A Nuclear Iran Can No Longer Be Stopped
The former heads of two of the most powerful intelligence agencies in the world, speaking Sunday, Dec. 1, in different parts of the world, were of the same opinion: Iran has reached the point of a nuclear threshold state and can build several nuclear bombs in a matter of weeks. By this diagnosis, Gen. Michael Hayden, former director of the CIA and NSA, and ex-general Amos Yadlin, ex-chief of AMAN, Israeli military intelligence indicted their respective governments of the US and Israeli for their failure to stop this happening.
Asked in a FOX News interview in New York about the interim accord the six powers reached with Iran in Geneva, Gen. Hayden was terse: "Iran is a nuclear threshold nation and we can't stop this," he said. America has moved its red lines and "all but conceded Iran has the right to enrich uranium." He went on to voice the hope that "We have hit the pause button. Now we've got to negotiate hitting the delete button."
Yadlin, who heads a national security think tank, had this to say: "Iran is approaching breakout point to a nuclear bomb." On the Geneva accord, he commented: "... this is only a first step, not a final agreement, although it contains elements which predetermine the final accord."
Speaking in Tel Aviv, Yadlin said: "The fact that Iran is a nuclear threshold state is not the fault of this agreement. Iran spent many years developing this capability and no one managed to stop it. Iran is a step before breakout to a bomb. This is unfortunate but true."
It was the first time that a former high-ranking Israeli intelligence officer had admitted the responsibility of successive Israeli governments, defense ministers and heads of its various intelligence agencies for the failure to pre-empt Iran's drive for a nuclear weapon.
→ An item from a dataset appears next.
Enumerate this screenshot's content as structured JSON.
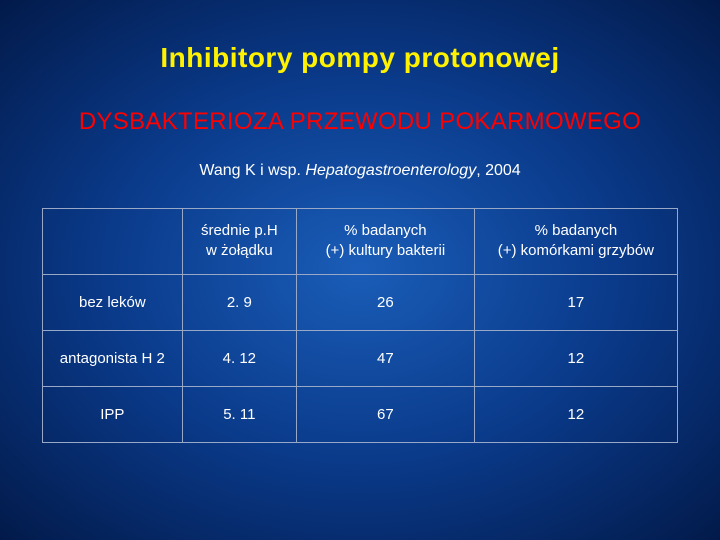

MK Tzahi Hanegbi , a senior lawmaker who has the ear of Prime Minister Binyamin Netanyahu, expressed concern that the interim deal with Iran would be left standing as the final accord, and so leave the Islamic Republic in place as a nuclear threshold state with the capability to assemble a bomb within six to seven weeks.
In Rome, Netanyahu was heard to say for the umpteenth time that Israel would not allow Iran to attain a nuclear bomb. He seemed to have forgotten the diagram he exhibited to the UN General Assembly in September 2012 accompanied by a resounding pledge not to let Iran accumulate enough enriched uranium for a weapon.
Hanegbi, in his comments Sunday, put the record straight: Iran has built a uranium stockpile of 7.2 tons, enough for several bombs."
Former Prime Minister Ehud Olmert, after criticizing his successor for daring to argue with US President Obama, was of the opinion that Israel would not attack Iran's nuclear facilities. He was saying that Israel has decided to accept a nuclear-armed Iran.